The year is 3015… The polar ice caps have melted and the deserts expanded, leaving the Earth a seared, crusty Hell. Meanwhile, nuclear fallout has blocked out the sun, plunging the world into a new ice age (yes, at the same time.) The question on your mind?
“What should I knit?!”
Don't be alarmed! With chapters such as Global Warming, Nuclear Winter, Kill All Humans (You just HAD to have the newest iPhone.), Miscellaneous Mayhem, and Rising from the Ashes, this book provides knitting patterns for every scenario plus recovery.
Doomsday Knits begins with an "Identify Your Apocalypse" flow chart drawn by Lee DeVito. Starting with a question about the weather and ending (no pun intended) with such catastrophes as Famine, Bio-engineering Disaster, and Twilight Apocalypse (Grab all the quality literature you can carry and run.), it provides a foolproof method for labeling the particular calamity you have experienced (including the possibility that you're just out of Girl Scout cookies).

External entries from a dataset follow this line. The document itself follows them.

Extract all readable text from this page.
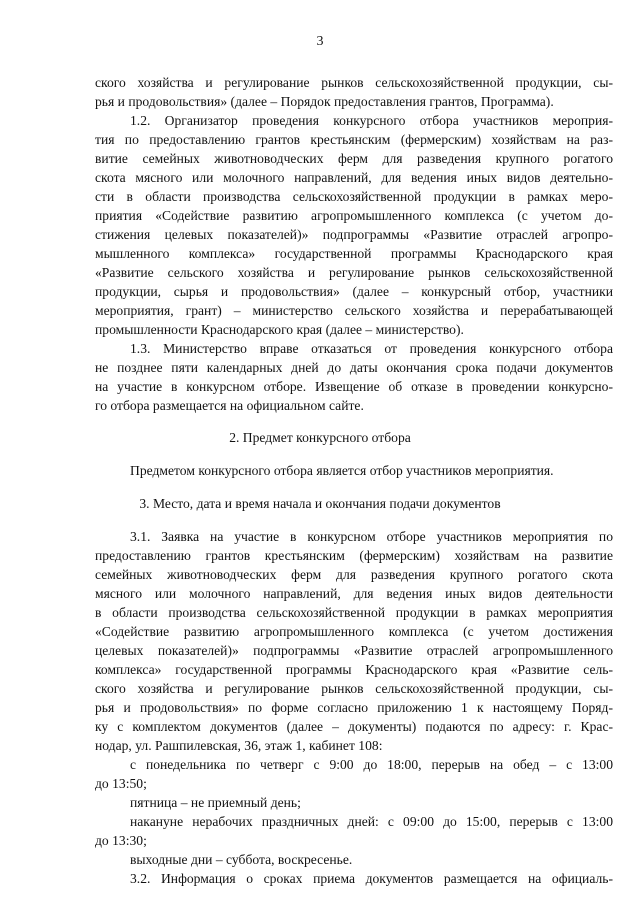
3
ского хозяйства и регулирование рынков сельскохозяйственной продукции, сы-
рья и продовольствия» (далее – Порядок предоставления грантов, Программа).
1.2. Организатор проведения конкурсного отбора участников мероприя-
тия по предоставлению грантов крестьянским (фермерским) хозяйствам на раз-
витие семейных животноводческих ферм для разведения крупного рогатого
скота мясного или молочного направлений, для ведения иных видов деятельно-
сти в области производства сельскохозяйственной продукции в рамках меро-
приятия «Содействие развитию агропромышленного комплекса (с учетом до-
стижения целевых показателей)» подпрограммы «Развитие отраслей агропро-
мышленного комплекса» государственной программы Краснодарского края
«Развитие сельского хозяйства и регулирование рынков сельскохозяйственной
продукции, сырья и продовольствия» (далее – конкурсный отбор, участники
мероприятия, грант) – министерство сельского хозяйства и перерабатывающей
промышленности Краснодарского края (далее – министерство).
1.3. Министерство вправе отказаться от проведения конкурсного отбора
не позднее пяти календарных дней до даты окончания срока подачи документов
на участие в конкурсном отборе. Извещение об отказе в проведении конкурсно-
го отбора размещается на официальном сайте.
2. Предмет конкурсного отбора
Предметом конкурсного отбора является отбор участников мероприятия.
3. Место, дата и время начала и окончания подачи документов
3.1. Заявка на участие в конкурсном отборе участников мероприятия по
предоставлению грантов крестьянским (фермерским) хозяйствам на развитие
семейных животноводческих ферм для разведения крупного рогатого скота
мясного или молочного направлений, для ведения иных видов деятельности
в области производства сельскохозяйственной продукции в рамках мероприятия
«Содействие развитию агропромышленного комплекса (с учетом достижения
целевых показателей)» подпрограммы «Развитие отраслей агропромышленного
комплекса» государственной программы Краснодарского края «Развитие сель-
ского хозяйства и регулирование рынков сельскохозяйственной продукции, сы-
рья и продовольствия» по форме согласно приложению 1 к настоящему Поряд-
ку с комплектом документов (далее – документы) подаются по адресу: г. Крас-
нодар, ул. Рашпилевская, 36, этаж 1, кабинет 108:
с понедельника по четверг с 9:00 до 18:00, перерыв на обед – с 13:00
до 13:50;
пятница – не приемный день;
накануне нерабочих праздничных дней: с 09:00 до 15:00, перерыв с 13:00
до 13:30;
выходные дни – суббота, воскресенье.
3.2. Информация о сроках приема документов размещается на официаль-
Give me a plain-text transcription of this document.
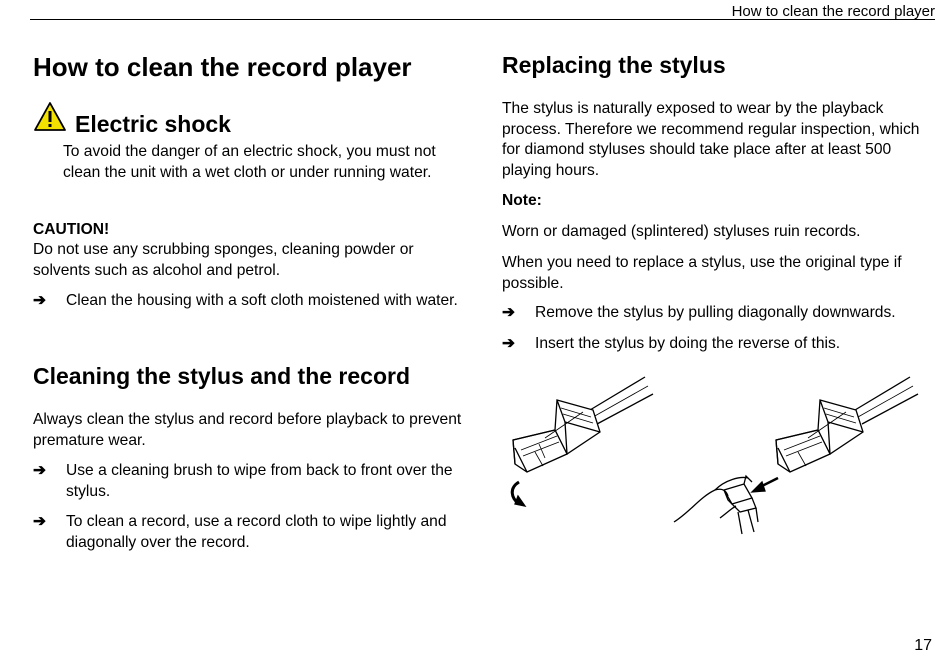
How to clean the record player
How to clean the record player
Electric shock

To avoid the danger of an electric shock, you must not clean the unit with a wet cloth or under running water.

CAUTION!

Do not use any scrubbing sponges, cleaning powder or solvents such as alcohol and petrol.

➔	Clean the housing with a soft cloth moistened with water.
Cleaning the stylus and the record

Always clean the stylus and record before playback to prevent premature wear.

➔	Use a cleaning brush to wipe from back to front over the stylus.
➔	To clean a record, use a record cloth to wipe lightly and diagonally over the record.
Replacing the stylus

The stylus is naturally exposed to wear by the playback process. Therefore we recommend regular inspection, which for diamond styluses should take place after at least 500 playing hours.

Note:

Worn or damaged (splintered) styluses ruin records.

When you need to replace a stylus, use the original type if possible.

➔	Remove the stylus by pulling diagonally downwards.
➔	Insert the stylus by doing the reverse of this.
17
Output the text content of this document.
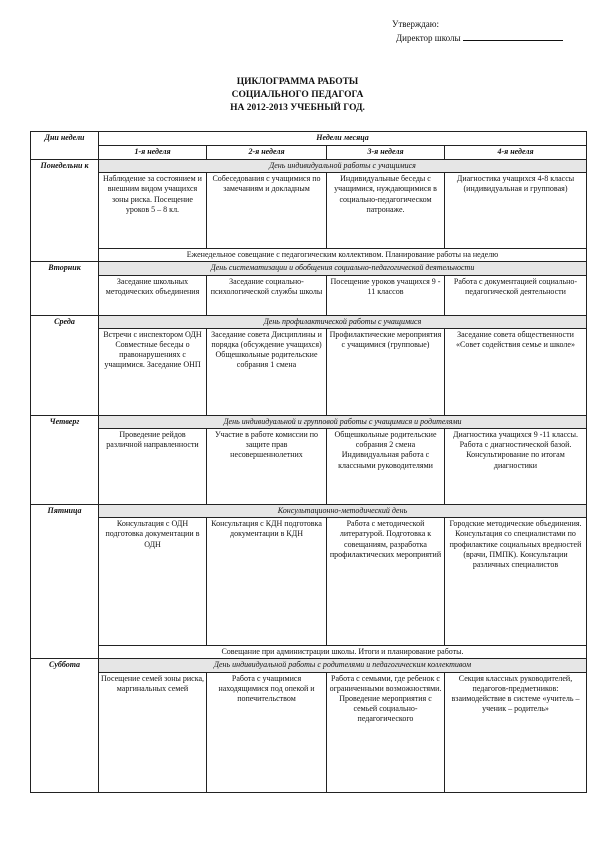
Утверждаю:
Директор школы
ЦИКЛОГРАММА РАБОТЫ
СОЦИАЛЬНОГО ПЕДАГОГА
НА 2012-2013 УЧЕБНЫЙ ГОД.
Дни недели	Недели месяца			
	1-я неделя	2-я неделя	3-я неделя	4-я неделя
Понедельни к	День индивидуальной работы с учащимися			
	Наблюдение за состоянием и внешним видом учащихся зоны риска. Посещение уроков 5 – 8 кл.	Собеседования с учащимися по замечаниям и докладным	Индивидуальные беседы с учащимися, нуждающимися в социально-педагогическом патронаже.	Диагностика учащихся 4-8 классы (индивидуальная и групповая)
	Еженедельное совещание с педагогическим коллективом. Планирование работы на неделю			
Вторник	День систематизации и обобщения социально-педагогической деятельности			
	Заседание школьных методических объединения	Заседание социально-психологической службы школы	Посещение уроков учащихся 9 - 11 классов	Работа с документацией социально-педагогической деятельности
Среда	День профилактической работы с учащимися			
	Встречи с инспектором ОДН Совместные беседы о правонарушениях с учащимися. Заседание ОНП	Заседание совета Дисциплины и порядка (обсуждение учащихся) Общешкольные родительские собрания 1 смена	Профилактические мероприятия с учащимися (групповые)	Заседание совета общественности «Совет содействия семье и школе»
Четверг	День индивидуальной и групповой работы с учащимися и родителями			
	Проведение рейдов различной направленности	Участие в работе комиссии по защите прав несовершеннолетних	Общешкольные родительские собрания 2 смена Индивидуальная работа с классными руководителями	Диагностика учащихся 9 -11 классы. Работа с диагностической базой. Консультирование по итогам диагностики
Пятница	Консультационно-методический день			
	Консультация с ОДН подготовка документации в ОДН	Консультация с КДН подготовка документации в КДН	Работа с методической литературой. Подготовка к совещаниям, разработка профилактических мероприятий	Городские методические объединения. Консультация со специалистами по профилактике социальных вредностей (врачи, ПМПК). Консультации различных специалистов
	Совещание при администрации школы. Итоги и планирование работы.			
Суббота	День индивидуальной работы с родителями и педагогическим коллективом			
	Посещение семей зоны риска, маргинальных семей	Работа с учащимися находящимися под опекой и попечительством	Работа с семьями, где ребенок с ограниченными возможностями. Проведение мероприятия с семьей социально-педагогического	Секция классных руководителей, педагогов-предметников: взаимодействие в системе «учитель – ученик – родитель»
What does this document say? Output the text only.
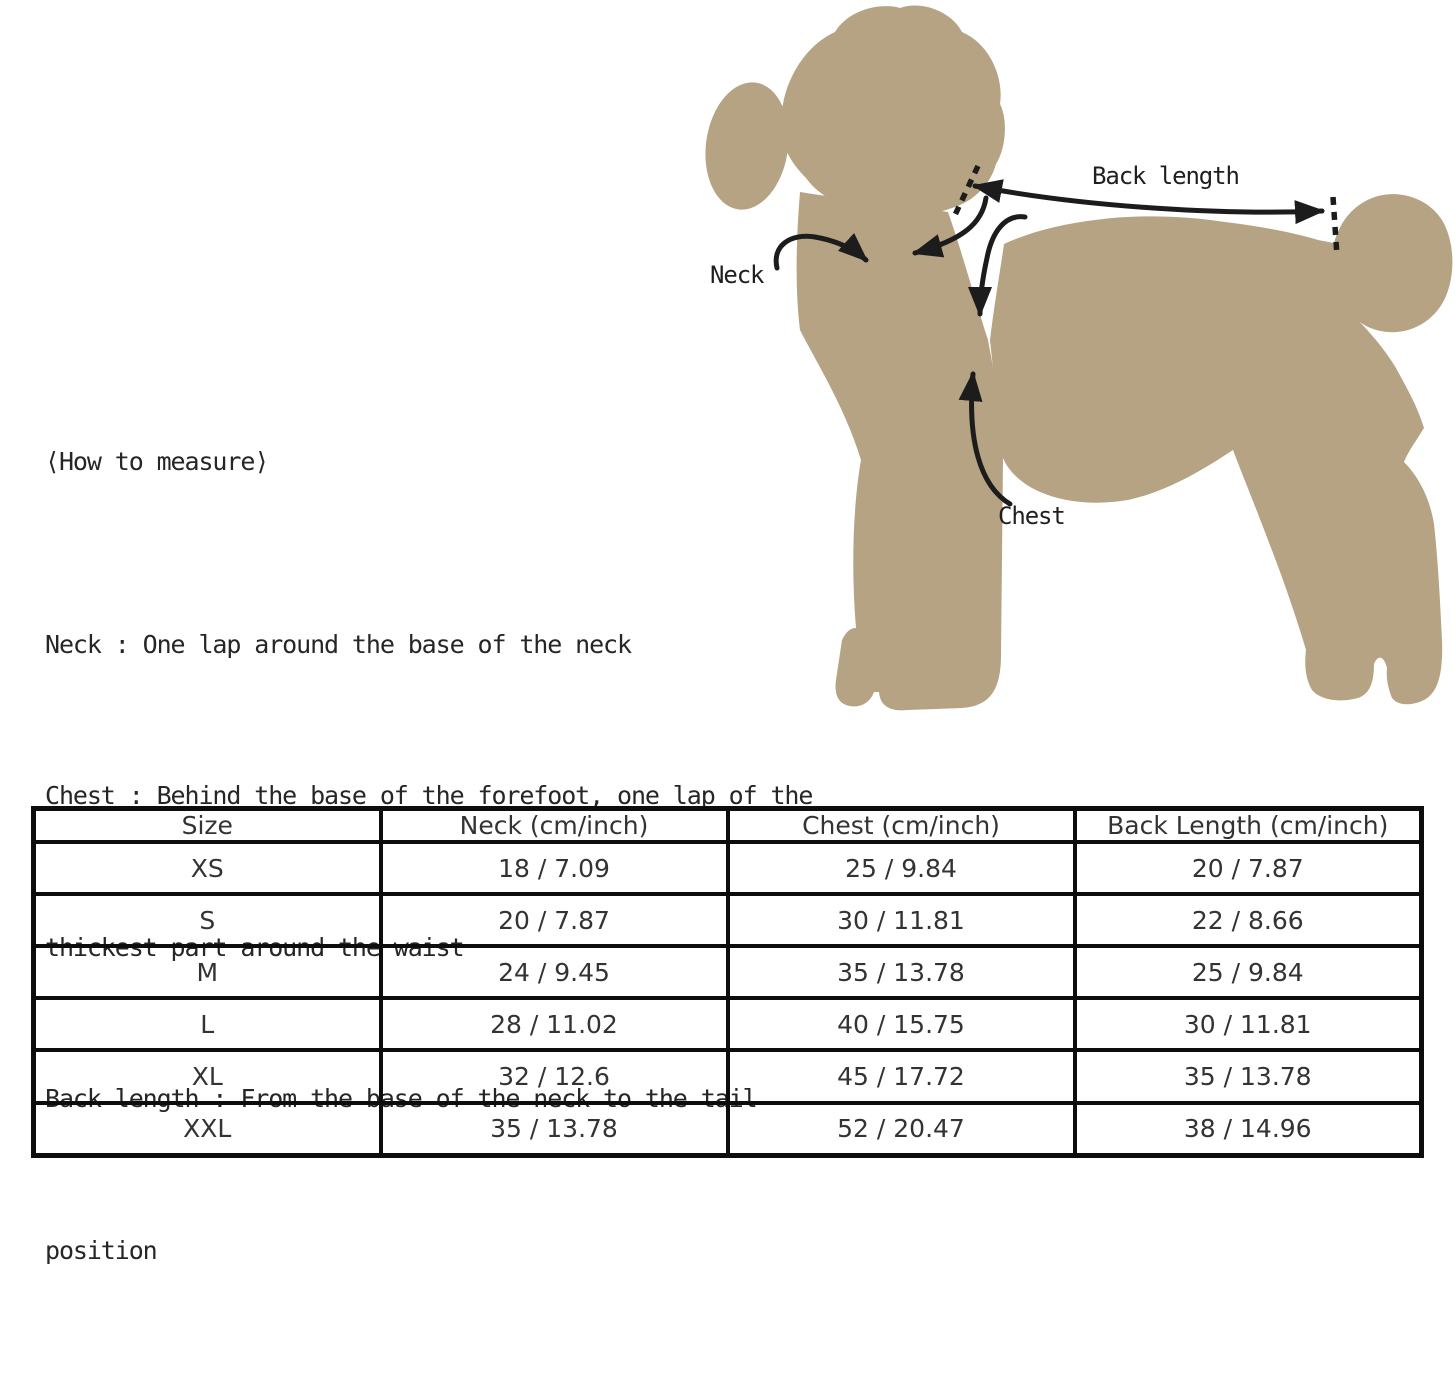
Back length
Neck
Chest

⟨How to measure⟩

Neck : One lap around the base of the neck

Chest : Behind the base of the forefoot, one lap of the

thickest part around the waist

Back length : From the base of the neck to the tail

position

Size	Neck (cm/inch)	Chest (cm/inch)	Back Length (cm/inch)
XS	18 / 7.09	25 / 9.84	20 / 7.87
S	20 / 7.87	30 / 11.81	22 / 8.66
M	24 / 9.45	35 / 13.78	25 / 9.84
L	28 / 11.02	40 / 15.75	30 / 11.81
XL	32 / 12.6	45 / 17.72	35 / 13.78
XXL	35 / 13.78	52 / 20.47	38 / 14.96
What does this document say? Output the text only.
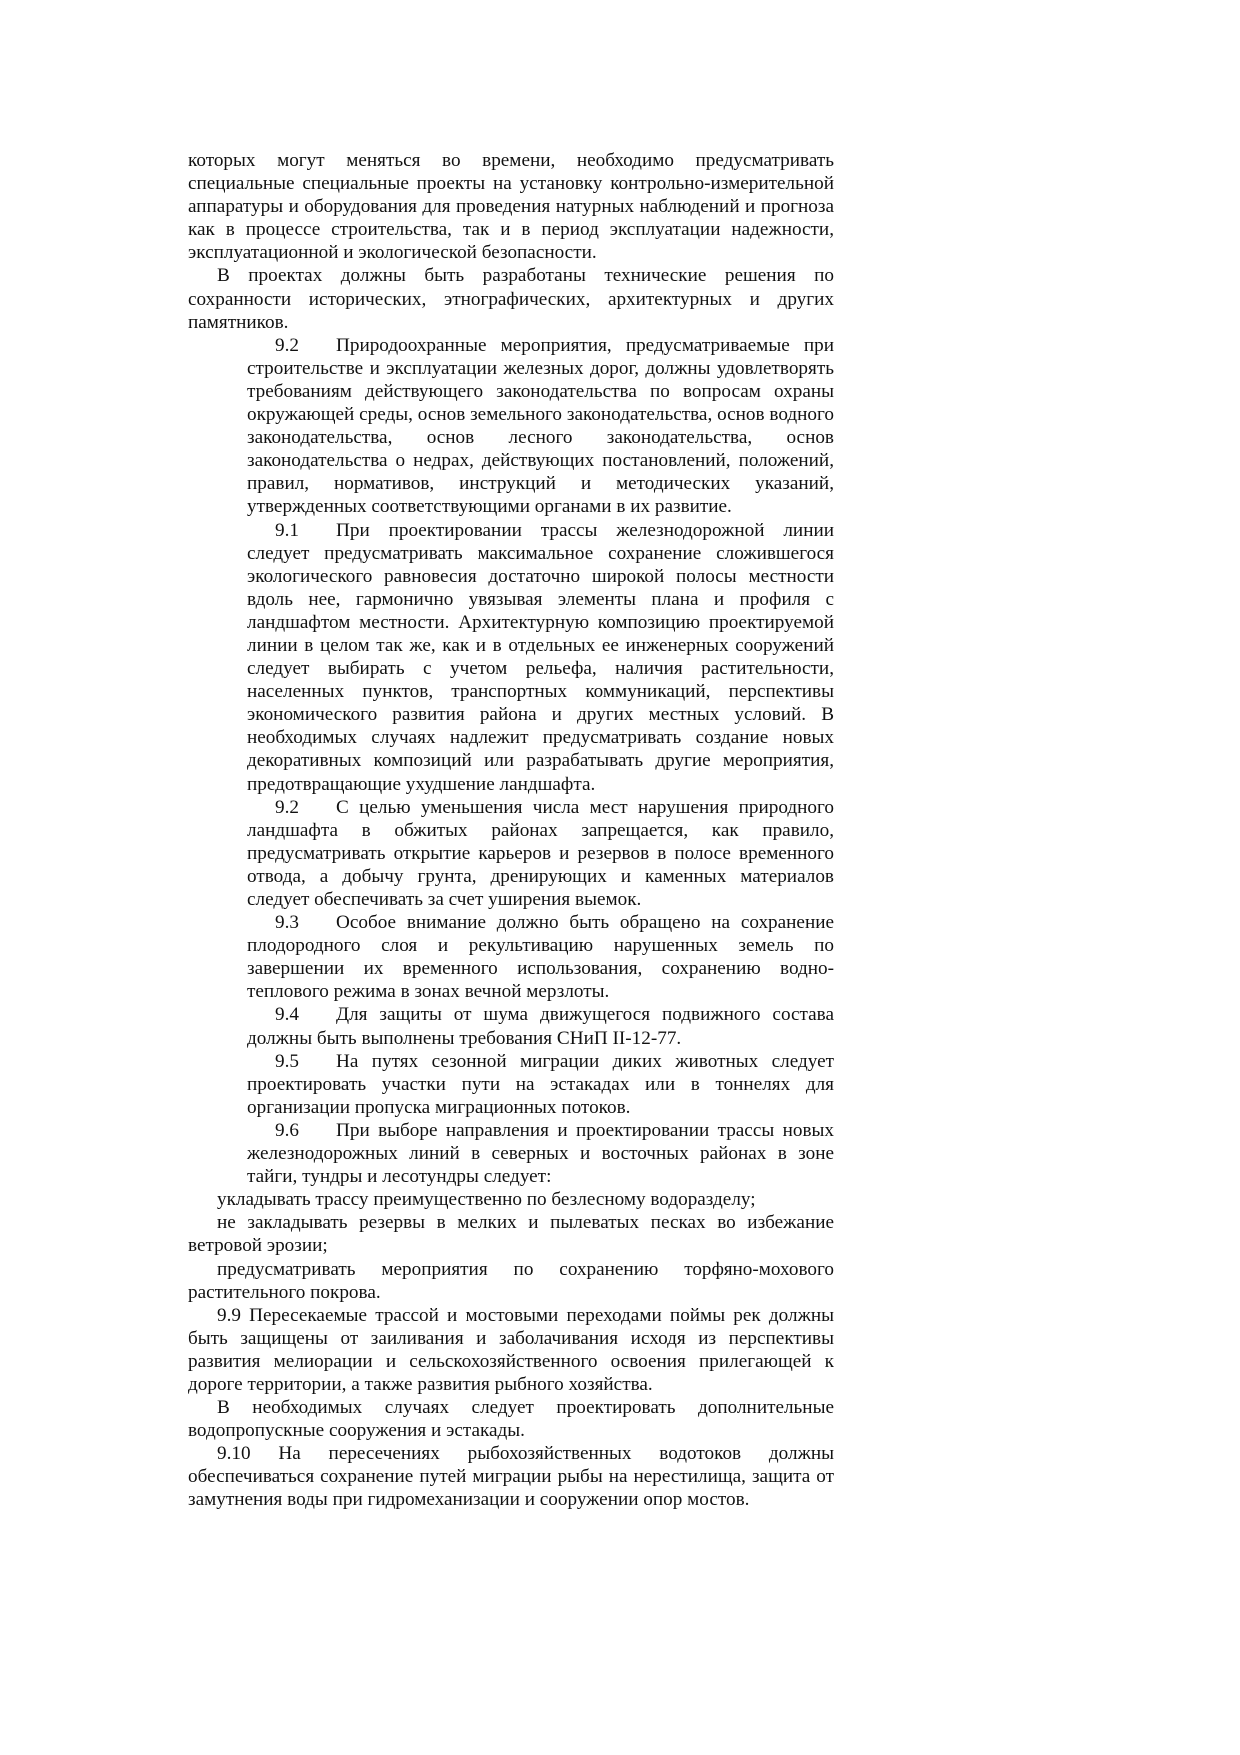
которых могут меняться во времени, необходимо предусматривать специальные специальные проекты на установку контрольно-измерительной аппаратуры и оборудования для проведения натурных наблюдений и прогноза как в процессе строительства, так и в период эксплуатации надежности, эксплуатационной и экологической безопасности.

В проектах должны быть разработаны технические решения по сохранности исторических, этнографических, архитектурных и других памятников.

9.2 Природоохранные мероприятия, предусматриваемые при строительстве и эксплуатации железных дорог, должны удовлетворять требованиям действующего законодательства по вопросам охраны окружающей среды, основ земельного законодательства, основ водного законодательства, основ лесного законодательства, основ законодательства о недрах, действующих постановлений, положений, правил, нормативов, инструкций и методических указаний, утвержденных соответствующими органами в их развитие.

9.1 При проектировании трассы железнодорожной линии следует предусматривать максимальное сохранение сложившегося экологического равновесия достаточно широкой полосы местности вдоль нее, гармонично увязывая элементы плана и профиля с ландшафтом местности. Архитектурную композицию проектируемой линии в целом так же, как и в отдельных ее инженерных сооружений следует выбирать с учетом рельефа, наличия растительности, населенных пунктов, транспортных коммуникаций, перспективы экономического развития района и других местных условий. В необходимых случаях надлежит предусматривать создание новых декоративных композиций или разрабатывать другие мероприятия, предотвращающие ухудшение ландшафта.

9.2 С целью уменьшения числа мест нарушения природного ландшафта в обжитых районах запрещается, как правило, предусматривать открытие карьеров и резервов в полосе временного отвода, а добычу грунта, дренирующих и каменных материалов следует обеспечивать за счет уширения выемок.

9.3 Особое внимание должно быть обращено на сохранение плодородного слоя и рекультивацию нарушенных земель по завершении их временного использования, сохранению водно-теплового режима в зонах вечной мерзлоты.

9.4 Для защиты от шума движущегося подвижного состава должны быть выполнены требования СНиП II-12-77.

9.5 На путях сезонной миграции диких животных следует проектировать участки пути на эстакадах или в тоннелях для организации пропуска миграционных потоков.

9.6 При выборе направления и проектировании трассы новых железнодорожных линий в северных и восточных районах в зоне тайги, тундры и лесотундры следует:

укладывать трассу преимущественно по безлесному водоразделу;

не закладывать резервы в мелких и пылеватых песках во избежание ветровой эрозии;

предусматривать мероприятия по сохранению торфяно-мохового растительного покрова.

9.9 Пересекаемые трассой и мостовыми переходами поймы рек должны быть защищены от заиливания и заболачивания исходя из перспективы развития мелиорации и сельскохозяйственного освоения прилегающей к дороге территории, а также развития рыбного хозяйства.

В необходимых случаях следует проектировать дополнительные водопропускные сооружения и эстакады.

9.10 На пересечениях рыбохозяйственных водотоков должны обеспечиваться сохранение путей миграции рыбы на нерестилища, защита от замутнения воды при гидромеханизации и сооружении опор мостов.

The designs, from Amy Manning's baby blanket to Alex Tinsley's dread falls, all contain clever little details to separate you from the zombies.
Sharon Fuller's Fennec (below) is a burnoose with a long tail that goes over the shoulder to help keep the garment on. Bulletproof (left), by Alexandra Virgiel, features zippers with unusual placement and a "don't-tread-on-me" vibe.
Grom-mitts are Brenda K. B. Anderson's apocalyptic answer to fancy jewelry. And Lunar Progression is the way Theressa Silver plans to keep track of time.
Garments are written in a generous number of sizes (most fit 28 - 62" busts) with measurements given in both inches and centimeters. Suggested ease is provided for most wearables.
Four of the mitt/mitten designs and all three hat designs (grr!) come in a single size, but most claim to be stretchy. And SpillyJane's Circuit Mittens would be pretty darn difficult to size, given their allover stranded color work of chakra symbols within and Egyptian-style cartouche surrounded by a circuit board.
Two of the mitt patterns and one sock pattern are written in two sizes, and there are four sizes each for Sarah Burghardt's Rattlebone Mitts and Katherine Vaughan's Long Road Ahead socks.
The patterns themselves are very readable, in three columns with adequate white space, and only headers in the character font (still legible).
And if that's not enough, the book is aerated with lists of recommended reading, viewing, listening, and gaming---and tips for fighting creatures known to populate the end times. The designer bios are worth a closer look, too.
I prescribe this book for anyone who thinks the world may have ended (the introductory flow chart alone will be worth the price of the book), for knitters or designers who may or may not need rejuvenation (some of the techniques in this book are pretty inspiring), and for people who just like pretty pictures of disaster-ridden lands, blank spaces, and brick shelters.
Disclosure: Cooperative Press sent Kangath a copy of Doomsday Knits free for review. Kangath was not compensated for the preceding review. All opinions expressed in the review are the blog author's and are not necessarily the opinions of Cooperative Press or the designers.